Editor's Note: We continue our look at 10 issues facing the club as it approaches the start of spring training.

Today's issue: What does Elvis Andrus' future hold?

This latest spring issue won't necessarily be decided while the club is in Surprise. But it's something the front office must consider going forward.

Andrus has two years left on his contract before he becomes a free agent. He's a Scott Boras client, meaning the odds are good that he'll want to at least test the free-agent market. He was a guest on The Ben & Skin Show on ESPN Dallas 103.3 FM this week and it sure seemed like he was headed toward seeing what his value was on the open market. If his production stays at its current levels -- despite a lack of power -- Andrus could command top dollar in that 2014 free agent class.

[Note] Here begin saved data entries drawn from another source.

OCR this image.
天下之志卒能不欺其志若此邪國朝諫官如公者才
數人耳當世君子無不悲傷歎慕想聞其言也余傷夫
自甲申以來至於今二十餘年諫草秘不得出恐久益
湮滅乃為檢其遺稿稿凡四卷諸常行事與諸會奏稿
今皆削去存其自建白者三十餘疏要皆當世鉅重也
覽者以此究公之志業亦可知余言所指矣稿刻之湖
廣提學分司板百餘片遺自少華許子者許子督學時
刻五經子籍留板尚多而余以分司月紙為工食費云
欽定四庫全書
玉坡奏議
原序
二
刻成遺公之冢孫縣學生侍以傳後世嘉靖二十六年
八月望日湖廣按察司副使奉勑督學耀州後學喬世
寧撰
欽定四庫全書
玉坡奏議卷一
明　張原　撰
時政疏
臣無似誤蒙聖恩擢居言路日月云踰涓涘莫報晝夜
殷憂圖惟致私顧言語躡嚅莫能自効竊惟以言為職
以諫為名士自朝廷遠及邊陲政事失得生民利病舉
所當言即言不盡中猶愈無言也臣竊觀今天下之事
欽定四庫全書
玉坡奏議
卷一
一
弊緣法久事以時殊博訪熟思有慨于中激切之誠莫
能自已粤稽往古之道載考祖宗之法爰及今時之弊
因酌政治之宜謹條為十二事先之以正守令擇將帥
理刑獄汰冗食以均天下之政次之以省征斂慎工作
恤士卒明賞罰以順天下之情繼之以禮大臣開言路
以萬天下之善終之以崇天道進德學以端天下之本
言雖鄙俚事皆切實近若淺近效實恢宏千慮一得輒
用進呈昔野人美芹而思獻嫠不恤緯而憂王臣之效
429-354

And with Jurickson Profar waiting in the wings at a bargain until he hits arbitration and then free agency, the Rangers aren't likely to get into any bidding wars with Boras on Andrus.

That's not to say the club doesn't want him back. They do. But they're in a position where it needs to be a hometown discount of sorts to do it. Now is the time to find out if that's at all possible. How badly does Andrus want to stay? If he wants to be a Ranger, now is the time to start discussing it. If he doesn't, he could certainly be an important trade piece for the club.

Andrus will arrive in Surprise fresh off playing 40 games in winter ball in Venezuela and will participate in the World Baseball Classic. He played 158 games last season, the most of his career, and hit .286 with three homers and 62 RBIs. He was a versatile No. 2 hitter, tying for the league-lead with 17 sacrifice bunts, and had 21 stolen bases (the fewest of his career). Andrus hit .350 with runners in scoring position, fifth-best in the AL.

He made his usual assortment of highlight-reel plays in the field but did a better job on the routine stuff, too. He was seventh among AL qualifiers with a .976 fielding percentage and had just three errors in 150 starts at shortstop, nine fewer errors than the previous season. He even had a 54-game errorless streak from mid-August 2011 through April 2012.

It's Andrus' complete game that makes him so valuable, and he and Adrian Beltre make up one of the best left sides of any infield in the big leagues. But what to do with him long-term is a decision that will face the Rangers soon. They weren't willing to part with him for just anyone -- not even Justin Upton -- this offseason. But if there's a team that needs a top-flight shortstop at the deadline, perhaps the timing will be right to get good value for Andrus. That, of course, is if the Rangers are in position to trade Andrus. If they're contending, they may not want to part with him at all. But the issue could come up again after the 2013 season, too.

How well Profar performs this spring and then how he does either at Triple-A Round Rock or in the big leagues this season can impact that decision. How the infield lines up and Andrus' future in it will be a discussion point all season.